Since company acquisition of the EpiPen in 2007, the price has dramatically increased from $57 to nearly $500, a 400 percent increase. The EpiPen generated more than $1.2 billion in revenue for 2015, accounting for about 40 percent of Mylan’s overall earnings. The revenue stream has not only been good for the company’s bottom line, but also served as a catalyst for big payday raises for its top executives, including Chief Executive Officer Heather Bresch.

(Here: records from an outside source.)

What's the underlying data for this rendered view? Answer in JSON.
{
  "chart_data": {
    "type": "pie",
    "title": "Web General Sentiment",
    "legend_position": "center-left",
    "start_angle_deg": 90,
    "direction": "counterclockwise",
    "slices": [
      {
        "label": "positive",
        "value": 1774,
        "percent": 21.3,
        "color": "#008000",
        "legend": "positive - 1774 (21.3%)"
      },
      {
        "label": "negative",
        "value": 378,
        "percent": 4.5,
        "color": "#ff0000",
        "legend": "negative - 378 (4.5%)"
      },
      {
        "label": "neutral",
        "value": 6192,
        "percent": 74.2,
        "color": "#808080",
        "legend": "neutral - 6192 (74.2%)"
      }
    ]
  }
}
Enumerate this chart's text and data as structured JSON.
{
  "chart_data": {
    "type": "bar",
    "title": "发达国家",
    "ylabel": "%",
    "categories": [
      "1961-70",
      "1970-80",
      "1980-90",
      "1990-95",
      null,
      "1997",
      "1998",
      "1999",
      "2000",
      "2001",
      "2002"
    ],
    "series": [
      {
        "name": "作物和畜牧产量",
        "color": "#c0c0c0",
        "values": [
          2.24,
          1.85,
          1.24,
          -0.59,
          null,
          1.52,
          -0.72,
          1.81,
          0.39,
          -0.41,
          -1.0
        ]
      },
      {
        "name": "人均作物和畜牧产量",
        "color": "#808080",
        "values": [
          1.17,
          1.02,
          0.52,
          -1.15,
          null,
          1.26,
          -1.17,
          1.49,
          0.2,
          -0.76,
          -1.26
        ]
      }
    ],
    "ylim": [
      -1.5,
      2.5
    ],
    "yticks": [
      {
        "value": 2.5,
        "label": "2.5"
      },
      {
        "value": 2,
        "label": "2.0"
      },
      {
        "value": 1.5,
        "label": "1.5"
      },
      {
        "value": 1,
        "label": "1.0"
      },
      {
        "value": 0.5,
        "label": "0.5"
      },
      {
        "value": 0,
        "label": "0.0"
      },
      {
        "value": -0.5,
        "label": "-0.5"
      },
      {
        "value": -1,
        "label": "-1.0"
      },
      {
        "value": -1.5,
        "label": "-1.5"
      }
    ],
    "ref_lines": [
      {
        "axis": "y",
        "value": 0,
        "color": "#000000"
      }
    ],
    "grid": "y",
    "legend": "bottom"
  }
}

Since 2007, the year Mylan acquired the EpiPen, her salary has skyrocketed from $2.4 million to $18.9 million as of last year. When that information came to light, so too did stories of people choosing to forego paying for the emergency-use EpiPen due to the high cost, as well as public outrage simply over the price of the auto-injector—a common theme this election cycle that started last year with Turing Pharmaceutical’s 5,000 percent overnight price hike of the toxoplasmosis drug, Daraprim. In fact several members of the U.S. Senate, as well as Hillary Clinton, called for the company to reduce the price of the EpiPen. Bresch is the daughter of U.S. Sen. Joe Manchin, a Democrat from West Virginia.

Since the outcry though, Mylan announced plans to increase customer access to the EpiPen by expanding company programs to offset the high cost of the precise-dose auto-injectors, as well as its free EpiPen program for schools across the United States. Mylan also said it is doubling eligibility for its patient assistance program to 400% of the federal poverty level. This means a family of four making up to $97,200 would pay nothing out of pocket for their EpiPen. Lastly, the company said it is opening a pathway for people to order the pen directly from the company as part of an effort that will reduce costs.